2. The state internals implementation does in fact seem wrong. We don't
differentiate the cases of "never created an accumulator" and "my
accumulator is null".
@Andrés, could you put breakpoints in your Combiner implementation and
see when that second output happens and why it happens (a stacktrace
would help, probably)
Regarding the state internals: we would basically need to introduce one
more layer, instead of keeping an AccumT we need to keep an
Option<AccumT> or something of that sort. Nnot saying Java Optional
here, on purpose. However, changing the state type would have the
consequence that savepoints are no longer compatible, i.e. you cannot
restore a job from before this change using a Beam version after this
change. So I'm very reluctant.
On 15.10.20 11:51, Andrés Garagiola wrote:
Thanks Luke, Aljoscha
Let me know if I can help you to reproduce the problem.

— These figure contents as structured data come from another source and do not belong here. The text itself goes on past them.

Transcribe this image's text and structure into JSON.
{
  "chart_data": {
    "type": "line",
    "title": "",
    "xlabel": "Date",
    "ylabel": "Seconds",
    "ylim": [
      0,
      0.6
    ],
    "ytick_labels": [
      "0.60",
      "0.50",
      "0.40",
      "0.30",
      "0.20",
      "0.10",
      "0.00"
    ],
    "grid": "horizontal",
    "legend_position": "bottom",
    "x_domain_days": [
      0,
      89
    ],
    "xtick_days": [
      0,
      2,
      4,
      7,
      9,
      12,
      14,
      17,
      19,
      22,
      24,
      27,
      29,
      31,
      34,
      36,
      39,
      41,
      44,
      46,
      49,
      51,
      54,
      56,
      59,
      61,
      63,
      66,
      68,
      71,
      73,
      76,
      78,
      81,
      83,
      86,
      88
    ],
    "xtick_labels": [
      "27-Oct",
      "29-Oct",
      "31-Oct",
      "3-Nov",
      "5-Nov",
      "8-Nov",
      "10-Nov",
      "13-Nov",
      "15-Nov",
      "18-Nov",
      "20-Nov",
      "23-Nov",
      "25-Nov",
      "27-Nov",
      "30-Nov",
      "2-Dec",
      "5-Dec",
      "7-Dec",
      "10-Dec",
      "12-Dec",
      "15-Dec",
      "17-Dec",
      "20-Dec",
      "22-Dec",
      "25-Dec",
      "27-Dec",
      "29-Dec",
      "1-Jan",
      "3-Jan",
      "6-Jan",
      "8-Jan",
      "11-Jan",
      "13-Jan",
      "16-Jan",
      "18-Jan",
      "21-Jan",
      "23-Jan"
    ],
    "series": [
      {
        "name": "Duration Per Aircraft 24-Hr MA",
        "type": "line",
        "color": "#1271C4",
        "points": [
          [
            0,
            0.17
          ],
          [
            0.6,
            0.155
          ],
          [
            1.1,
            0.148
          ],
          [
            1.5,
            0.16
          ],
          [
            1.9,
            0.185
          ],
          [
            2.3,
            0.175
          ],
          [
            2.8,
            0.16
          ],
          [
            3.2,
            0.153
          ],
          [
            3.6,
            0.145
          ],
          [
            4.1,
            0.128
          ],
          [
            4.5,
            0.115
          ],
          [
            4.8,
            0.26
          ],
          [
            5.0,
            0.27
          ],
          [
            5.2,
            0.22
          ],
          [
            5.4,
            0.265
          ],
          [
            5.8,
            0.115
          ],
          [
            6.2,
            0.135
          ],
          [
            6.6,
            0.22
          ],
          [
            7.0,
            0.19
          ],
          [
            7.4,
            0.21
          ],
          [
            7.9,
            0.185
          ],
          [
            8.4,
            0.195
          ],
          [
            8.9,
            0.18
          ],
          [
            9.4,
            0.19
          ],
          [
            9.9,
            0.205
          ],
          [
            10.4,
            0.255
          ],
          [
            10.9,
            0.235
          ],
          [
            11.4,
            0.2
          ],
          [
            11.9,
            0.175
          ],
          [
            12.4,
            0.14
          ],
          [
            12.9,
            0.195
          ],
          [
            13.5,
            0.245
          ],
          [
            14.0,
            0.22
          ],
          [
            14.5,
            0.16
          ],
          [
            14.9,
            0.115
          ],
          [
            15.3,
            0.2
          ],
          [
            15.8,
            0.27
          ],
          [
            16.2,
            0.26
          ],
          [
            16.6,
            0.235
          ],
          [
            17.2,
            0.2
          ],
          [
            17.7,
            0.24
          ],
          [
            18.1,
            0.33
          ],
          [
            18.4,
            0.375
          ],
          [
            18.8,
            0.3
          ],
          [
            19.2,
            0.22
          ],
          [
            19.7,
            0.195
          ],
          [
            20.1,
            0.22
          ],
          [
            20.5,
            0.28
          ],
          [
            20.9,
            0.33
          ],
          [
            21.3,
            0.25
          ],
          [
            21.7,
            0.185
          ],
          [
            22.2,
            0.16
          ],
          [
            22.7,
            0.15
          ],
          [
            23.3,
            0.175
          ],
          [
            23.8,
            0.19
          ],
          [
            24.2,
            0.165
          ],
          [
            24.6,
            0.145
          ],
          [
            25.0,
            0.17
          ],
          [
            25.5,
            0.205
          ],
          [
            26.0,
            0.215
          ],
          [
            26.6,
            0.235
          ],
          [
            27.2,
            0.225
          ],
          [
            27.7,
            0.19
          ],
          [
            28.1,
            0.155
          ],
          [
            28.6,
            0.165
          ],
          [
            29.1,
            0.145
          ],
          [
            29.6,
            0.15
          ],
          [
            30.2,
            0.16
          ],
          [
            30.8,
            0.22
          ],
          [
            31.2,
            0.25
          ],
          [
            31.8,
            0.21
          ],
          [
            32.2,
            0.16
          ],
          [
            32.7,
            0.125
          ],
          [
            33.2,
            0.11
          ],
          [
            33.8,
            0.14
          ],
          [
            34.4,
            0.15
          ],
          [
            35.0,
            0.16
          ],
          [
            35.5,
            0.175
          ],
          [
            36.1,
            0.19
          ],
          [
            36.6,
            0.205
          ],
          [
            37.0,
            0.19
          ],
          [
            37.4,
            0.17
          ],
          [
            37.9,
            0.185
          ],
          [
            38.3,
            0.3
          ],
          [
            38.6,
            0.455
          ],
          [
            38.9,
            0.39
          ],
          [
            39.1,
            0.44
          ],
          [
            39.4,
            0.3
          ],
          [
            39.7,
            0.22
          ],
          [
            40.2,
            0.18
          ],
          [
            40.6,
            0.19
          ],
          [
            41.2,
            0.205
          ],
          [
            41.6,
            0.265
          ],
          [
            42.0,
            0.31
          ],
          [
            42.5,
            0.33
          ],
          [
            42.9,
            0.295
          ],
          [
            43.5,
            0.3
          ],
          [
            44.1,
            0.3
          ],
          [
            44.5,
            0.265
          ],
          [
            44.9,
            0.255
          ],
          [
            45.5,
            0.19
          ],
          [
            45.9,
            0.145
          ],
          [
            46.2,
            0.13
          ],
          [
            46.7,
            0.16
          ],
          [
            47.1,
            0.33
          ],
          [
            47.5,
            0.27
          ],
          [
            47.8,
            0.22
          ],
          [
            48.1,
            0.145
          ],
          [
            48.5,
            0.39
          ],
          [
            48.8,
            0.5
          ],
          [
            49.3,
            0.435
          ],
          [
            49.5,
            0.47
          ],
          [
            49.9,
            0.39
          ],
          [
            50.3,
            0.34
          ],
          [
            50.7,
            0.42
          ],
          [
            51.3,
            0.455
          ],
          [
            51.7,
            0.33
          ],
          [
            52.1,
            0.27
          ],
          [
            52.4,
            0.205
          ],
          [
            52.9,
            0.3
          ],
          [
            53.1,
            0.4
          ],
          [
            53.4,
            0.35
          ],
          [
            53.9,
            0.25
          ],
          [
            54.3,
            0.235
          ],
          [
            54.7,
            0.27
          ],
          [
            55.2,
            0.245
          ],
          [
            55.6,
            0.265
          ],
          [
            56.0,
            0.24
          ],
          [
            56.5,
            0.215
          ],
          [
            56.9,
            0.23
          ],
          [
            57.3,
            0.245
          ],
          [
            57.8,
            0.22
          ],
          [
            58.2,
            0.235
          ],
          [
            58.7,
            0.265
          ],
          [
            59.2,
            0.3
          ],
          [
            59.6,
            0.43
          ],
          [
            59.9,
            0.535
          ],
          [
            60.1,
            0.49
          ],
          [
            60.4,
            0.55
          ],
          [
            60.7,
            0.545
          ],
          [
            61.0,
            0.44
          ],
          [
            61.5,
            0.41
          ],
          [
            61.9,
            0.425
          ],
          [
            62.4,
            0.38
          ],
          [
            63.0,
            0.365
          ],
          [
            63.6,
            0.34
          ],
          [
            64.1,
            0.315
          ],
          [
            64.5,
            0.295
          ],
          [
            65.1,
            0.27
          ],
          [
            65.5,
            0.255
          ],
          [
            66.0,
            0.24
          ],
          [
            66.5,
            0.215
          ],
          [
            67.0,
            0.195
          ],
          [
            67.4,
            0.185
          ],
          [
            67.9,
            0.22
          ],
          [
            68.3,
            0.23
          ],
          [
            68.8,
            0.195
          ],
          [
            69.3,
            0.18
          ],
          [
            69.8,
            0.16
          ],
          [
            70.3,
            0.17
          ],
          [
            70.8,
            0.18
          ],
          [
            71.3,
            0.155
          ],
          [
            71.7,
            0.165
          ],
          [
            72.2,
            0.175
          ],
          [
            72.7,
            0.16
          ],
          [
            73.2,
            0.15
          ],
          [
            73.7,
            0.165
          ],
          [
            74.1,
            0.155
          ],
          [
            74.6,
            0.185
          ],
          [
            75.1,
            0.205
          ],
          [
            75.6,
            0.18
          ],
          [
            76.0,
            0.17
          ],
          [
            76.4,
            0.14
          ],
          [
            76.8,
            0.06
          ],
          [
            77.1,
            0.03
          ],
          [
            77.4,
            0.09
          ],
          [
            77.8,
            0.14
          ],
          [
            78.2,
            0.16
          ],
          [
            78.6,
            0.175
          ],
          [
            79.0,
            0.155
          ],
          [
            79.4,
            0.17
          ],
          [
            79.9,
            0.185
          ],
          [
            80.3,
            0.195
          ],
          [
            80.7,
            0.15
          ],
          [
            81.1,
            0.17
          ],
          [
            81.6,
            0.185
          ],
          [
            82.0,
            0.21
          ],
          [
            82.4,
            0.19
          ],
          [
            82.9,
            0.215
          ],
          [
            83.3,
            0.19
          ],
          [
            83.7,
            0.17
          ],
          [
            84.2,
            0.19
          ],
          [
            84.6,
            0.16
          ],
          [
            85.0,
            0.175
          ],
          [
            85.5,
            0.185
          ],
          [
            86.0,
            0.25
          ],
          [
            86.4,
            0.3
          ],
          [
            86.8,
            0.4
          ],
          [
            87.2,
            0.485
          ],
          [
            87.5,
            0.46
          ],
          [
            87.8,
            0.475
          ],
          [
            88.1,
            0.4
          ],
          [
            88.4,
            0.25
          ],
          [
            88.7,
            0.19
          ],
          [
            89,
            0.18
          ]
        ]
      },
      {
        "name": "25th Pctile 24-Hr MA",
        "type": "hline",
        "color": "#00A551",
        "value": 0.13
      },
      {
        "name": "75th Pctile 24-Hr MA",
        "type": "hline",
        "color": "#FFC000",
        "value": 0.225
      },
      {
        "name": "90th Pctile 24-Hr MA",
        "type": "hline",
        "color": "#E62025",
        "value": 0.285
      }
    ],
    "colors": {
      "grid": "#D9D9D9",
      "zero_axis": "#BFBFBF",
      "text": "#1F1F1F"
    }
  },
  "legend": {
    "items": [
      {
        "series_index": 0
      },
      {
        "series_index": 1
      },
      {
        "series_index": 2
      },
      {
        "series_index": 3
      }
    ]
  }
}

In my case the state is never set to null but I think that it becomes null
while the job is stopping. Once I run the job again from the savepoint, the
state is recovered normally.
Let's show this with an example:
t0: Add input 1 => accu state [1] => output [1]

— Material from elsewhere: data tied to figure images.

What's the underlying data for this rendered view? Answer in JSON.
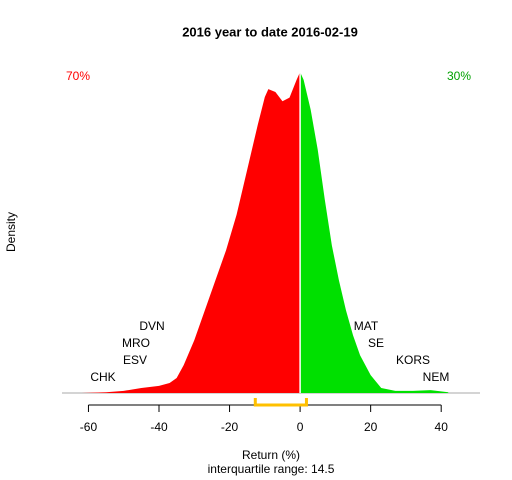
{
  "chart_data": {
    "type": "density",
    "title": "2016  year to date 2016-02-19",
    "xlabel": "Return (%)",
    "ylabel": "Density",
    "subtitle": "interquartile range: 14.5",
    "x": [
      -62,
      -55,
      -50,
      -45,
      -40,
      -37,
      -35,
      -33,
      -30,
      -27,
      -24,
      -21,
      -18,
      -15,
      -12,
      -10,
      -9,
      -7,
      -5,
      -3,
      -1,
      0,
      1,
      3,
      5,
      7,
      9,
      11,
      13,
      15,
      17,
      20,
      23,
      27,
      32,
      37,
      42
    ],
    "values": [
      0,
      0.0001,
      0.0003,
      0.0007,
      0.001,
      0.0014,
      0.0021,
      0.0039,
      0.0074,
      0.0116,
      0.0158,
      0.02,
      0.025,
      0.0313,
      0.0376,
      0.0415,
      0.0426,
      0.0422,
      0.0409,
      0.0414,
      0.0439,
      0.045,
      0.0439,
      0.0397,
      0.0341,
      0.0271,
      0.0207,
      0.0158,
      0.0116,
      0.0081,
      0.0053,
      0.0025,
      0.0007,
      0.0003,
      0.0003,
      0.0004,
      0.0001
    ],
    "negative_color": "#ff0000",
    "positive_color": "#00e000",
    "negative_share": "70%",
    "positive_share": "30%",
    "iqr_bracket": [
      -12.7,
      1.8
    ],
    "iqr_color": "#ffc000",
    "left_tickers": [
      "CHK",
      "ESV",
      "MRO",
      "DVN"
    ],
    "right_tickers": [
      "MAT",
      "SE",
      "KORS",
      "NEM"
    ],
    "xlim": [
      -67.5,
      51
    ],
    "ylim": [
      0,
      0.0464
    ],
    "xticks": [
      -60,
      -40,
      -20,
      0,
      20,
      40
    ]
  }
}
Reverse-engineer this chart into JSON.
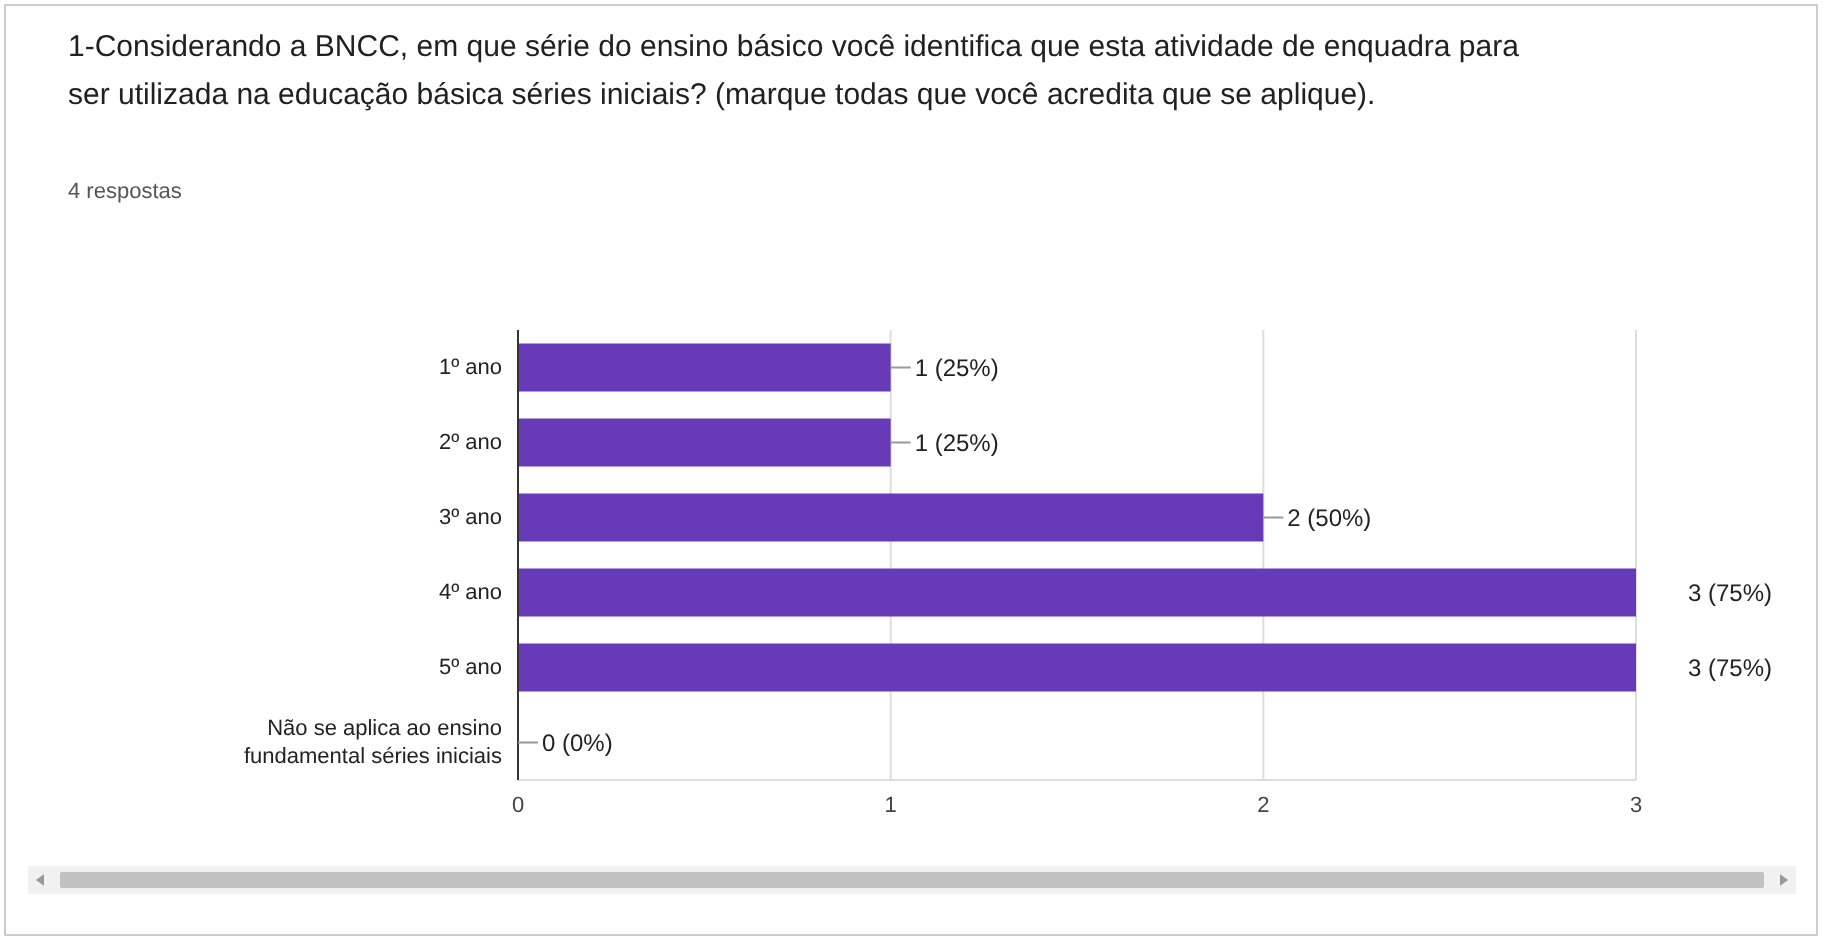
{
  "chart_data": {
    "type": "bar",
    "orientation": "horizontal",
    "title": "1-Considerando a BNCC, em que série do ensino básico você identifica que esta atividade de enquadra para ser utilizada na educação básica séries iniciais? (marque todas que você acredita que se aplique).",
    "subtitle": "4 respostas",
    "categories": [
      "1º ano",
      "2º ano",
      "3º ano",
      "4º ano",
      "5º ano",
      "Não se aplica ao ensino fundamental séries iniciais"
    ],
    "values": [
      1,
      1,
      2,
      3,
      3,
      0
    ],
    "value_labels": [
      "1 (25%)",
      "1 (25%)",
      "2 (50%)",
      "3 (75%)",
      "3 (75%)",
      "0 (0%)"
    ],
    "color": "#673ab7",
    "xlim": [
      0,
      3
    ],
    "xticks": [
      0,
      1,
      2,
      3
    ],
    "grid": "x"
  }
}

t1: Add input 2 => acu state [1,2] => output [1,2]
t2: stop job with savepoint => output [1,2,3] and *output [] *
t3: run job from savepoint => acu state [1,2] => no output
t4: Add input 3 => acu state [1,2,3] => [1,2,3]
Regards
On Thu, Oct 15, 2020 at 11:33 AM Aljoscha Krettek <[email protected]>
wrote:
I'll take a look.
On 14.10.20 18:49, Luke Cwik wrote:
Assuming that null means that the accumulator was never created is not
right especially if null is a valid terminal state while the
initial accumulator value is non-null. This is uncommon but possible.
Filed
https://issues.apache.org/jira/browse/BEAM-11063.

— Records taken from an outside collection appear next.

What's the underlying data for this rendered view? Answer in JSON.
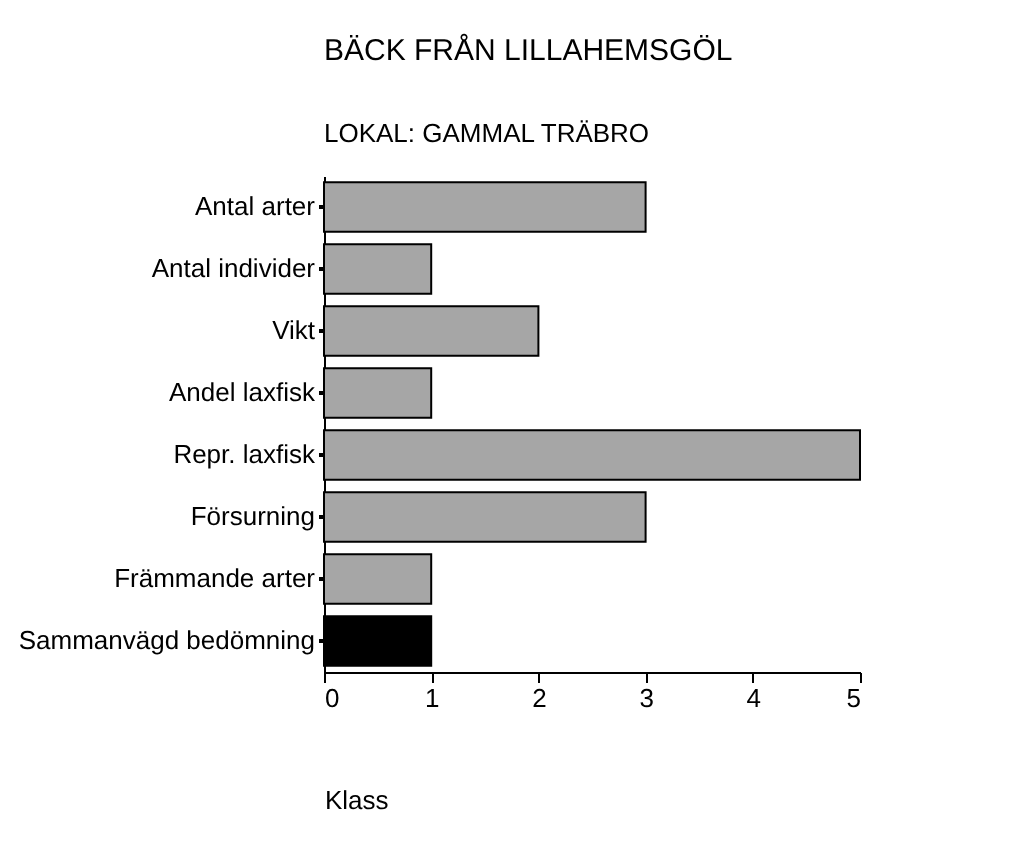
{
  "chart_data": {
    "type": "bar",
    "orientation": "horizontal",
    "title": "BÄCK FRÅN LILLAHEMSGÖL",
    "subtitle": "LOKAL:  GAMMAL TRÄBRO",
    "xlabel": "Klass",
    "categories": [
      "Antal arter",
      "Antal individer",
      "Vikt",
      "Andel laxfisk",
      "Repr. laxfisk",
      "Försurning",
      "Främmande arter",
      "Sammanvägd bedömning"
    ],
    "values": [
      3,
      1,
      2,
      1,
      5,
      3,
      1,
      1
    ],
    "colors": [
      "#a6a6a6",
      "#a6a6a6",
      "#a6a6a6",
      "#a6a6a6",
      "#a6a6a6",
      "#a6a6a6",
      "#a6a6a6",
      "#000000"
    ],
    "xlim": [
      0,
      5
    ],
    "xticks": [
      0,
      1,
      2,
      3,
      4,
      5
    ],
    "grid": false
  }
}
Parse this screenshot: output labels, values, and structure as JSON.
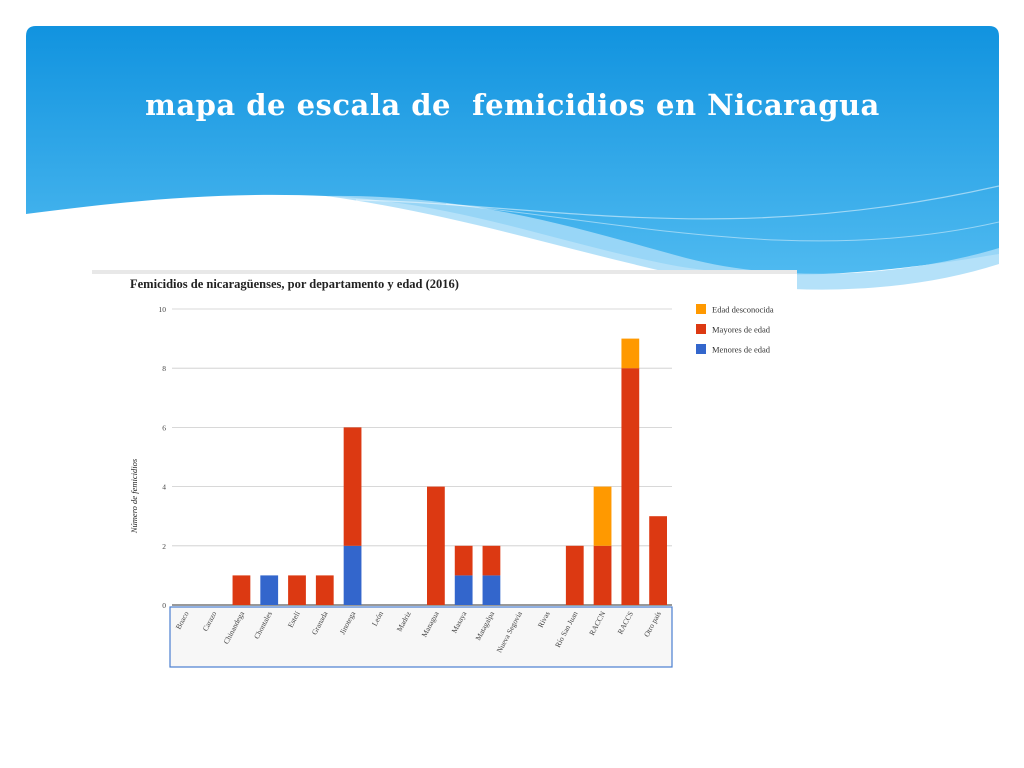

+Aljoscha Krettek <[email protected]> Is this something you can take a
look at?
On Wed, Oct 14, 2020 at 9:25 AM Andrés Garagiola <
[email protected]>
wrote:
Hi all,
I have this problem in a stream pipeline using the runner Apache Flink
1.19. I want to do an upgrade to my job. I first end the job by using
the
Flink API creating a savepoint, and then I start the new version by
using
the Flink API passing the savepoint path.
When the job ends two new records are created. The first one is OK but
the
second one is an empty record.
My pipeline uses this window strategy:
*Window<KV<String, TaggedEvent>> window =*
* Window.<KV<String,
TaggedEvent>>into(CalendarWindows.days(this.options.getWindowDays()))*
* .triggering(AfterWatermark.pastEndOfWindow()*
*
.withEarlyFirings(AfterProcessingTime.pastFirstElementInPane().plusDelayOf(delay))*
*
.withLateFirings(AfterProcessingTime.pastFirstElementInPane()))*
*
.withAllowedLateness(Duration.standardSeconds(this.options.getAllowedLateness()))*
* .accumulatingFiredPanes();*
I implemented a custom combiner, and I realized that the state of the
combiner is null in the second output. This line (
https://github.com/apache/beam/blob/v2.24.0/runners/flink/src/main/java/org/apache/beam/runners/flink/translation/wrappers/streaming/state/FlinkStateInternals.java#L507
)
is evaluated to false, and then it creates an empty accumulator.
Is this the expected behavior?
Thanks